Broken bottles and other vessels are frequent sights on Canterbury’s streets before cleans early in the morning.

Owner Alex Hammond takes his seven-year-old West Highland terrier Archie for a walk from his St Peter’s Street home at just after 6am every day.

The 46-year-old said: “The situation is actually quite bad.

“You’ll come across a lot of broken beer bottles and smashed spirit bottles.

Alex Hammond and Archie in St Peter’s Street

“Thankfully, Archie has never suffered an injury, but it’s something you have to be constantly aware of.”

Alex, who runs the Canterbury Jeweller’s and Pawnbroker’s in St Peter’s Street, says the problem also persists in areas used by problem drinkers such as open spaces.

“We were up in Lady Wootton’s Green the other day and came across some there,” he said.

“There is also quite a lot in the Westgate Gardens. I’m sure broken glass is a concern for all dog owners.”

The risks presented by broken glass include dogs eating it or tiny near invisible fragments getting stuck in their paws.

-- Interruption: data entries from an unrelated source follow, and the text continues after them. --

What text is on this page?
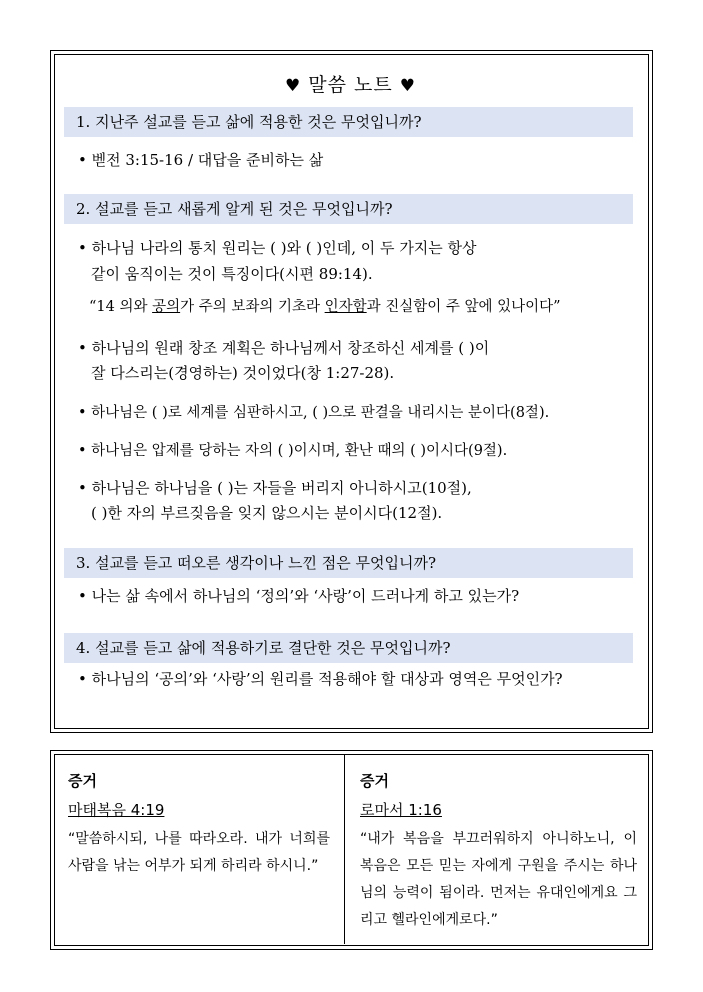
♥ 말씀 노트 ♥
1. 지난주 설교를 듣고 삶에 적용한 것은 무엇입니까?
• 벧전 3:15-16 / 대답을 준비하는 삶
2. 설교를 듣고 새롭게 알게 된 것은 무엇입니까?
• 하나님 나라의 통치 원리는 ( )와 ( )인데, 이 두 가지는 항상
같이 움직이는 것이 특징이다(시편 89:14).
“14 의와 공의가 주의 보좌의 기초라 인자함과 진실함이 주 앞에 있나이다”
• 하나님의 원래 창조 계획은 하나님께서 창조하신 세계를 ( )이
잘 다스리는(경영하는) 것이었다(창 1:27-28).
• 하나님은 ( )로 세계를 심판하시고, ( )으로 판결을 내리시는 분이다(8절).
• 하나님은 압제를 당하는 자의 ( )이시며, 환난 때의 ( )이시다(9절).
• 하나님은 하나님을 ( )는 자들을 버리지 아니하시고(10절),
( )한 자의 부르짖음을 잊지 않으시는 분이시다(12절).
3. 설교를 듣고 떠오른 생각이나 느낀 점은 무엇입니까?
• 나는 삶 속에서 하나님의 ‘정의’와 ‘사랑’이 드러나게 하고 있는가?
4. 설교를 듣고 삶에 적용하기로 결단한 것은 무엇입니까?
• 하나님의 ‘공의’와 ‘사랑’의 원리를 적용해야 할 대상과 영역은 무엇인가?
증거
마태복음 4:19
“말씀하시되, 나를 따라오라. 내가 너희를 사람을 낚는 어부가 되게 하리라 하시니.”
증거
로마서 1:16
“내가 복음을 부끄러워하지 아니하노니, 이 복음은 모든 믿는 자에게 구원을 주시는 하나님의 능력이 됨이라. 먼저는 유대인에게요 그리고 헬라인에게로다.”
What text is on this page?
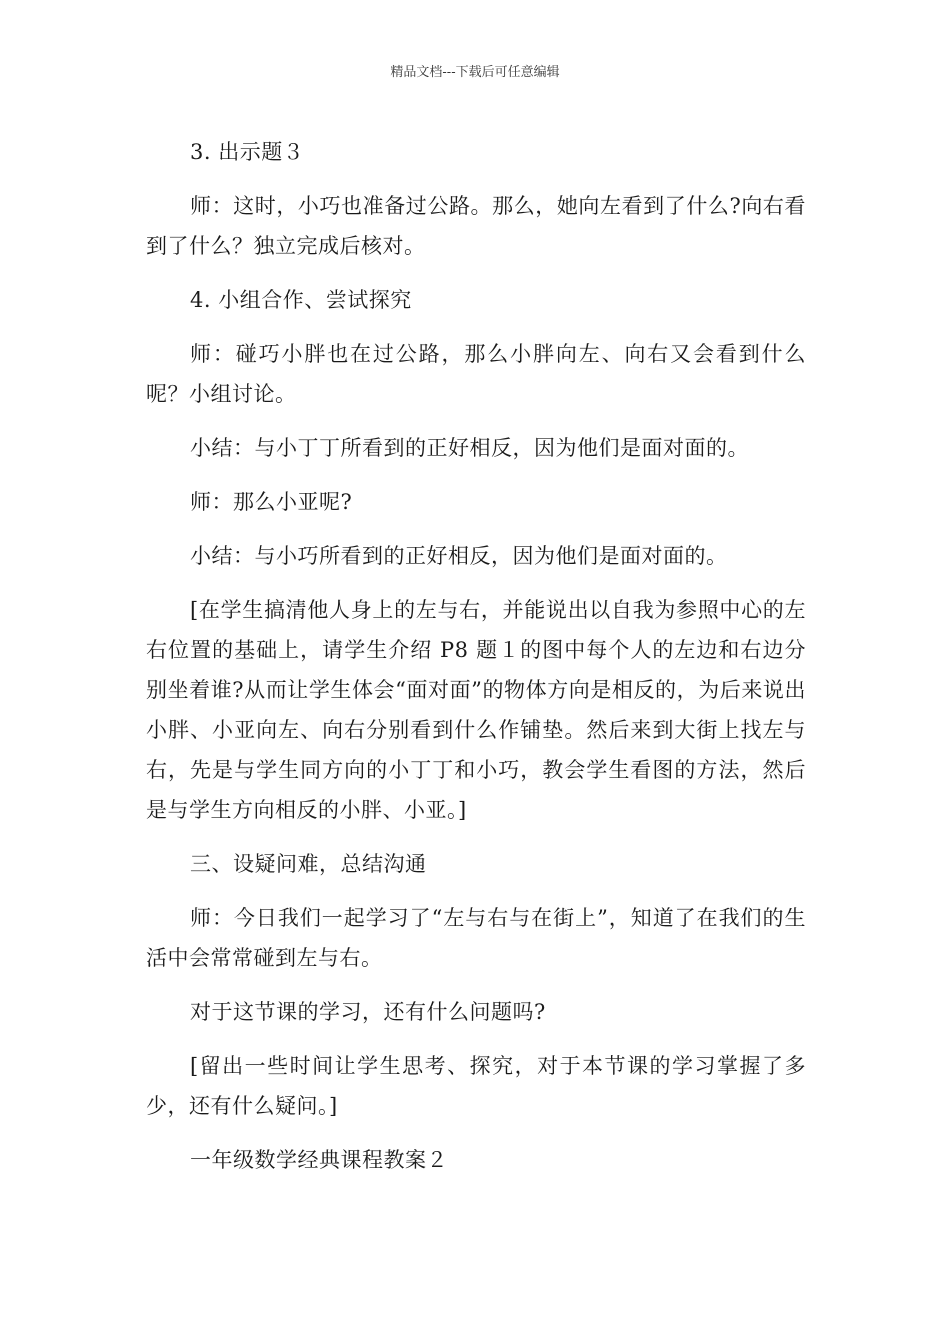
精品文档---下载后可任意编辑

3. 出示题３

师：这时，小巧也准备过公路。那么，她向左看到了什么?向右看到了什么？独立完成后核对。

4. 小组合作、尝试探究

师：碰巧小胖也在过公路，那么小胖向左、向右又会看到什么呢？小组讨论。

小结：与小丁丁所看到的正好相反，因为他们是面对面的。

师：那么小亚呢?

小结：与小巧所看到的正好相反，因为他们是面对面的。

[在学生搞清他人身上的左与右，并能说出以自我为参照中心的左右位置的基础上，请学生介绍 P8 题１的图中每个人的左边和右边分别坐着谁?从而让学生体会“面对面”的物体方向是相反的，为后来说出小胖、小亚向左、向右分别看到什么作铺垫。然后来到大街上找左与右，先是与学生同方向的小丁丁和小巧，教会学生看图的方法，然后是与学生方向相反的小胖、小亚。]

三、设疑问难，总结沟通

师：今日我们一起学习了“左与右与在街上”，知道了在我们的生活中会常常碰到左与右。

对于这节课的学习，还有什么问题吗?

[留出一些时间让学生思考、探究，对于本节课的学习掌握了多少，还有什么疑问。]

一年级数学经典课程教案２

Jasmine Adamson, who has owned dogs for more than 40 years, says that if the pet has suddenly started limping it may be because it has something in its foot.

She advises gently inspecting dogs’ feet to see if the problem is detectable.

“Most dogs¬†really hate having their feet grabbed,” she said. “It’s a good idea, however, to train your dog to tolerate a bodily inspection.

“But you might need to hold the dog down if he won’t tolerate that kind of inspection. Just pay close attention to their behaviour. Dogs tell us when things are wrong, we just need to learn that language.”